Provider Free Tier Latency Best For
Upstash 10k req/day <10ms (global) Production (recommended)
Redis Cloud 30MB storage ~20ms Testing
Render 25MB + 100 conn ~15ms Small projects

Using Redis Cloud

# Redis Cloud provides a standard Redis URL
REDIS_URL=redis://default:password@redis-12345.c123.us-east-1-1.ec2.cloud.redislabs.com:12345
REDIS_TOKEN=your-password

Note: Upstash is recommended because it's HTTP-based (no TCP connection pooling), which works better with serverless deployments.

Performance Impact

Request Overhead

  • Without Redis: ~0.1ms (in-memory lookup)
  • With Redis: ~2-5ms (Upstash global edge)
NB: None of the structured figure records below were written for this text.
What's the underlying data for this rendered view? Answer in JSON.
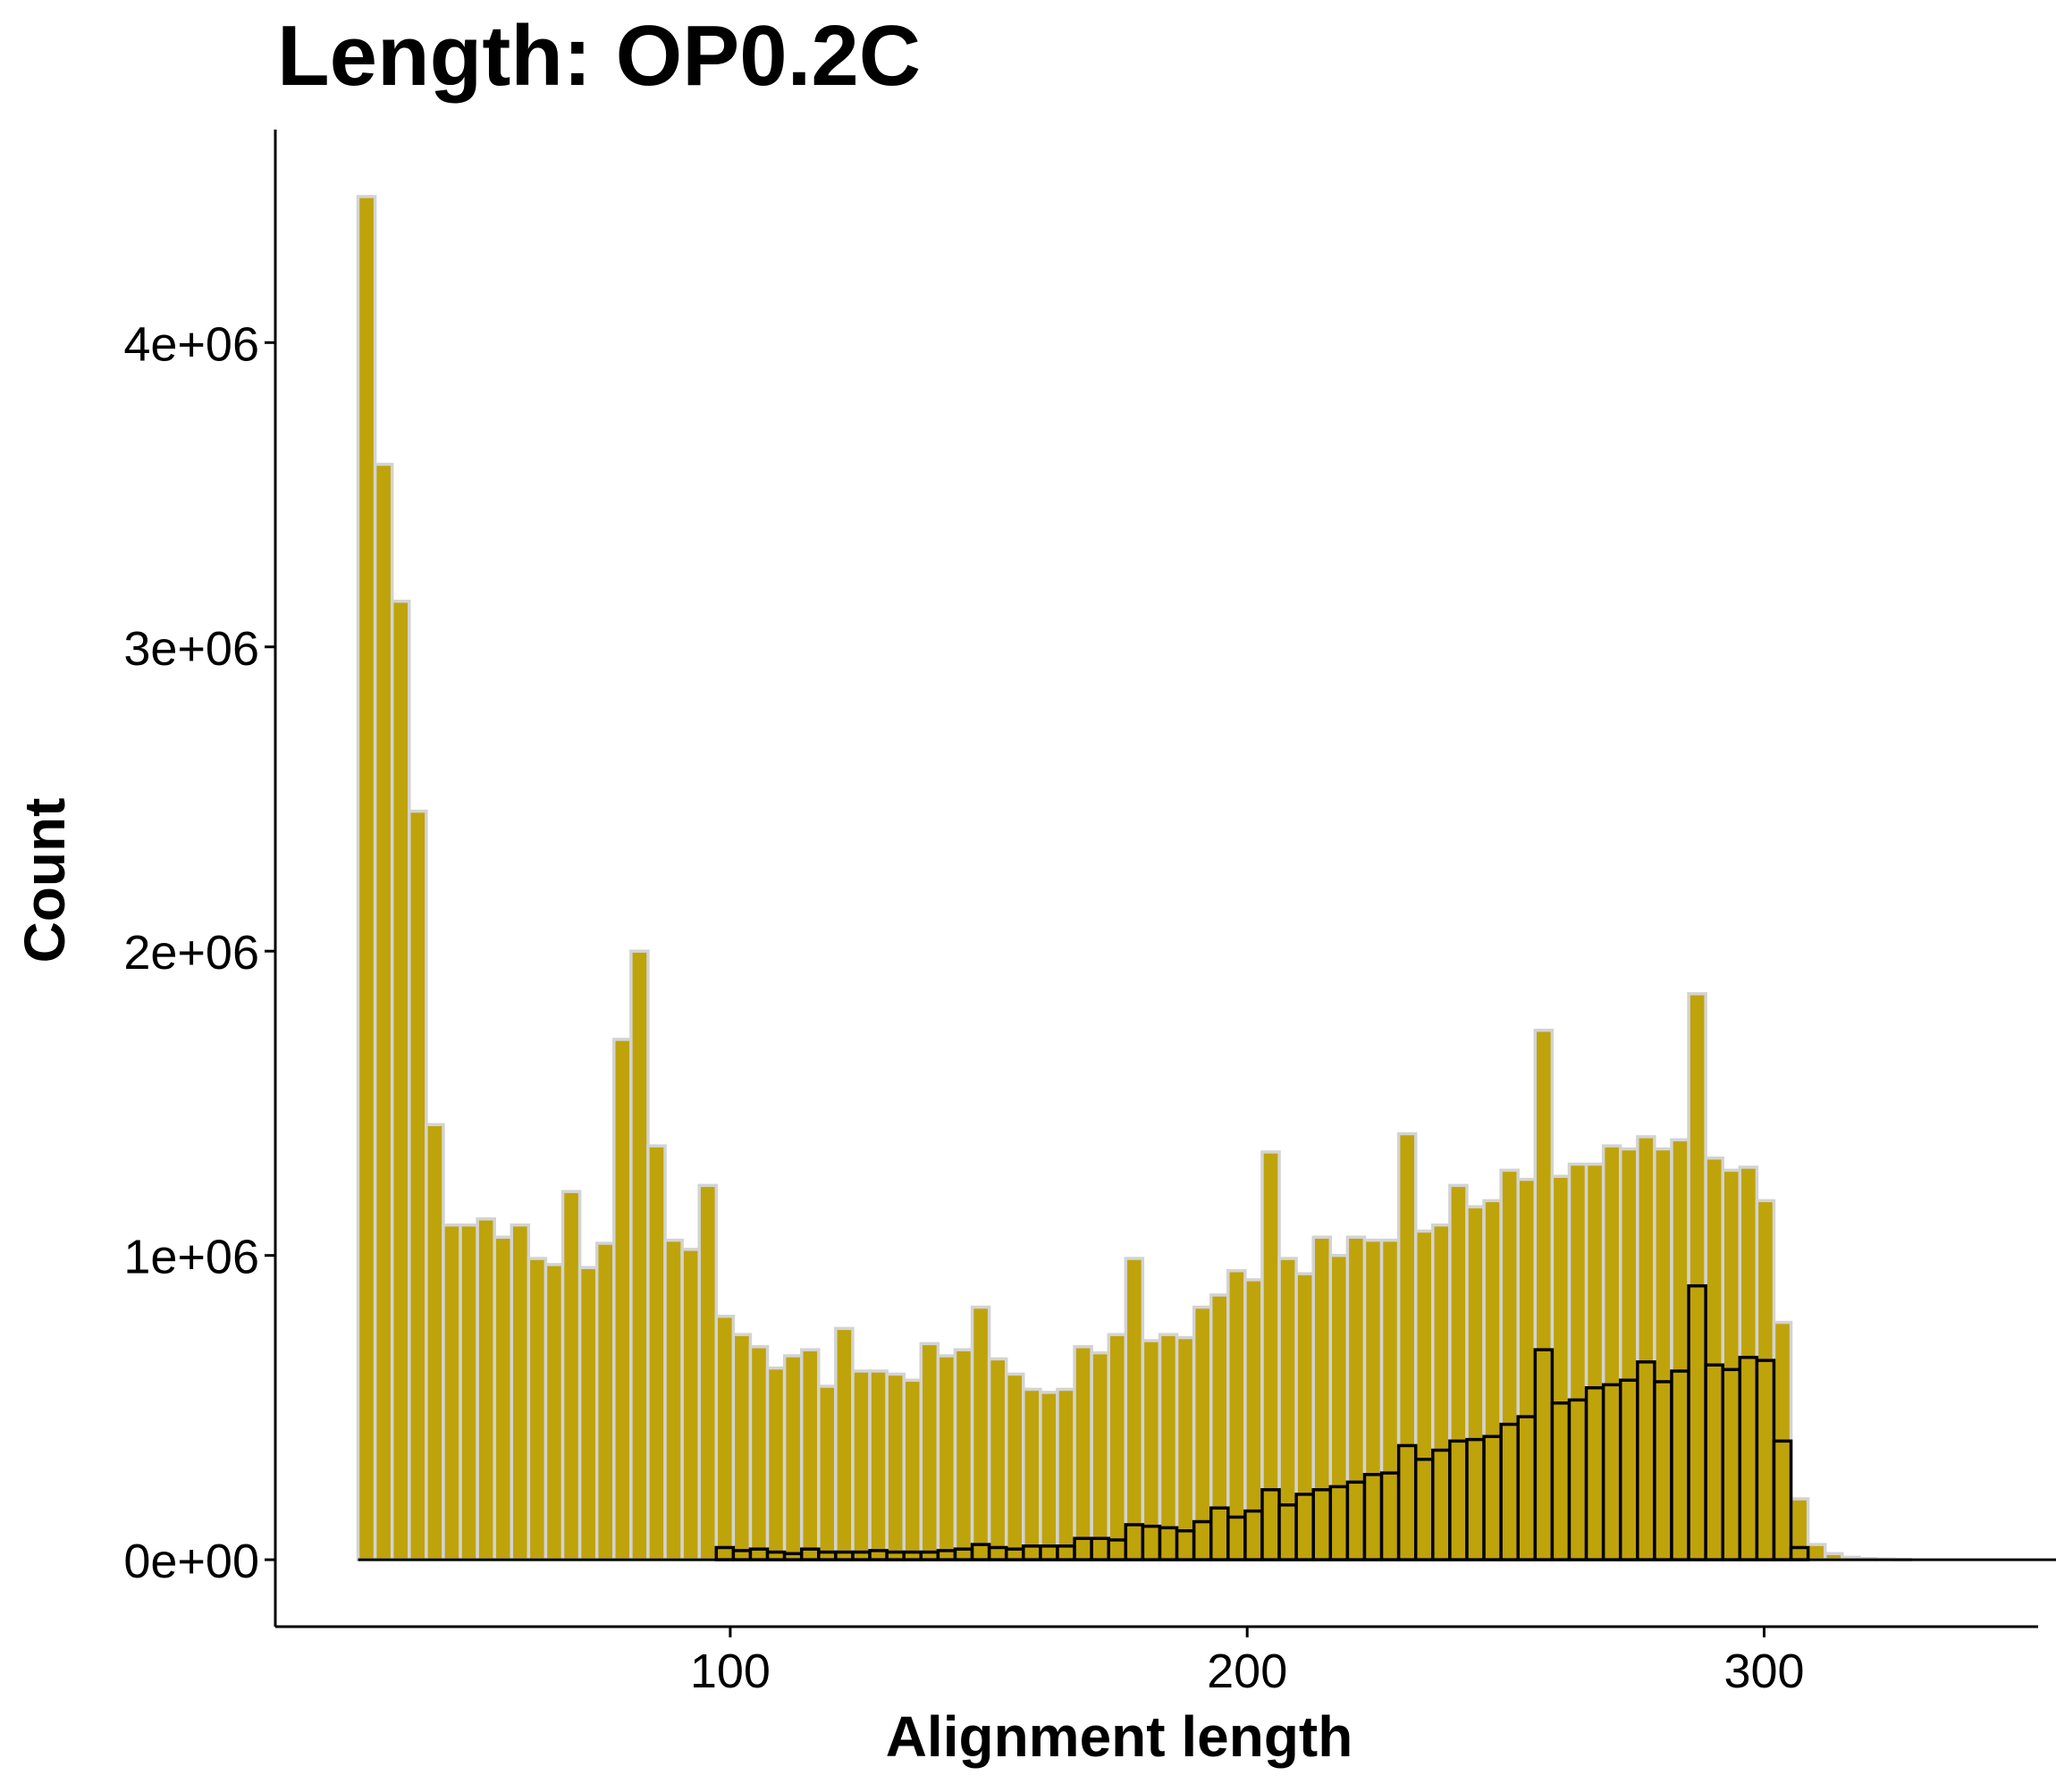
{
  "chart_data": {
    "type": "bar",
    "title": "Length: OP0.2C",
    "xlabel": "Alignment length",
    "ylabel": "Count",
    "xlim": [
      12,
      353
    ],
    "ylim": [
      -220000,
      4700000
    ],
    "x_ticks": [
      100,
      200,
      300
    ],
    "x_tick_labels": [
      "100",
      "200",
      "300"
    ],
    "y_ticks": [
      0,
      1000000,
      2000000,
      3000000,
      4000000
    ],
    "y_tick_labels": [
      "0e+00",
      "1e+06",
      "2e+06",
      "3e+06",
      "4e+06"
    ],
    "grid": false,
    "legend": "none",
    "bin_start": 28,
    "bin_width": 3.3,
    "series": [
      {
        "fill": "#BFA30A",
        "outline": "#D3D3D3",
        "values": [
          4480000,
          3600000,
          3150000,
          2460000,
          1430000,
          1100000,
          1100000,
          1120000,
          1060000,
          1100000,
          990000,
          970000,
          1210000,
          960000,
          1040000,
          1710000,
          2000000,
          1360000,
          1050000,
          1020000,
          1230000,
          800000,
          740000,
          700000,
          630000,
          670000,
          690000,
          570000,
          760000,
          620000,
          620000,
          610000,
          590000,
          710000,
          670000,
          690000,
          830000,
          660000,
          610000,
          560000,
          550000,
          560000,
          700000,
          680000,
          740000,
          990000,
          720000,
          740000,
          730000,
          830000,
          870000,
          950000,
          920000,
          1340000,
          990000,
          940000,
          1060000,
          1000000,
          1060000,
          1050000,
          1050000,
          1400000,
          1080000,
          1100000,
          1230000,
          1160000,
          1180000,
          1280000,
          1250000,
          1740000,
          1260000,
          1300000,
          1300000,
          1360000,
          1350000,
          1390000,
          1350000,
          1380000,
          1860000,
          1320000,
          1280000,
          1290000,
          1180000,
          780000,
          200000,
          50000,
          20000,
          8000,
          4000,
          2000,
          1000,
          0,
          0,
          0,
          0,
          0,
          0,
          0,
          0,
          0,
          0,
          0,
          0
        ]
      },
      {
        "fill": "#BFA30A",
        "outline": "#000000",
        "values": [
          0,
          0,
          0,
          0,
          0,
          0,
          0,
          0,
          0,
          0,
          0,
          0,
          0,
          0,
          0,
          0,
          0,
          0,
          0,
          0,
          0,
          40000,
          30000,
          35000,
          25000,
          20000,
          35000,
          25000,
          25000,
          25000,
          30000,
          25000,
          25000,
          25000,
          30000,
          35000,
          50000,
          40000,
          35000,
          45000,
          45000,
          45000,
          70000,
          70000,
          65000,
          115000,
          110000,
          105000,
          95000,
          125000,
          170000,
          140000,
          160000,
          230000,
          180000,
          215000,
          230000,
          240000,
          255000,
          280000,
          285000,
          375000,
          330000,
          360000,
          390000,
          395000,
          405000,
          445000,
          470000,
          690000,
          515000,
          525000,
          565000,
          575000,
          590000,
          650000,
          585000,
          620000,
          900000,
          640000,
          625000,
          665000,
          655000,
          390000,
          40000,
          0,
          0,
          0,
          0,
          0,
          0,
          0,
          0,
          0,
          0,
          0,
          0,
          0,
          0,
          0,
          0,
          0,
          0
        ]
      }
    ]
  }
}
Upstash Free Tier Capacity

10,000 commands/day = ~6 requests/minute sustained load

Typical auth server usage:

  • 1 rate limit check per request
  • 100 active users × 10 requests/hour = ~17 req/min
  • Sufficient for ~350 daily active users on free tier

For larger scale:

  • Upstash Pay-as-you-go: $0.20 per 100k commands (~$6/month for 1M users)
  • Enterprise tier: Unlimited commands, ~$50/month

Troubleshooting

Redis Connection Fails

Error: [Redis] Failed to initialize: Error: connect ECONNREFUSED

Solution: Check that REDIS_URL and REDIS_TOKEN are correct. For Upstash, use the REST API credentials, not the Redis connection string.

Rate Limits Not Enforced

Symptom: Users can exceed rate limits

Checklist:

  1. ✅ Verify Redis is connected: Check logs for [Redis] Connected successfully
  2. ✅ Check storage config: Should be "secondary-storage" when Redis is enabled
  3. ✅ Verify Upstash dashboard shows commands being executed
  4. ✅ Test with curl to confirm rate limit returns 429 after threshold

High Redis Usage

Symptom: Hitting Upstash free tier limits quickly

Solutions:

  1. Increase TTL: Rate limit windows are short (60s default), so data expires quickly
  2. Disable rate limits on internal endpoints: e.g., /get-session already has false in config
  3. Upgrade to paid tier: Pay-as-you-go is very affordable ($0.20 per 100k commands)

Production Checklist

Before deploying to production with Redis:

  • Redis credentials stored in secure environment variables (not committed to git)
  • Redis URL uses HTTPS (Upstash REST API)
  • Verified rate limits work correctly with curl tests
  • Monitored Upstash dashboard to confirm commands are being executed
  • Set up alerts for Redis connection failures (optional)
  • Documented Redis credentials in team password manager
  • Tested failover: Server falls back to memory storage if Redis is unavailable

Rollback

If you need to disable Redis:

  1. Remove REDIS_URL and REDIS_TOKEN from environment variables
  2. Restart the server
  3. Rate limiting will automatically fall back to memory storage

Note: This only works for single-instance deployments. Multi-instance deployments MUST use Redis.

Summary

Setup Time: 5 minutes ✅ Cost: Free (Upstash free tier) ✅ Performance Impact: ~2-5ms per request ✅ Scaling: Supports unlimited instances ✅ Required For: Cloud Run, Kubernetes, any multi-instance deployment

For most production deployments, Redis is highly recommended to ensure rate limiting works correctly across all instances.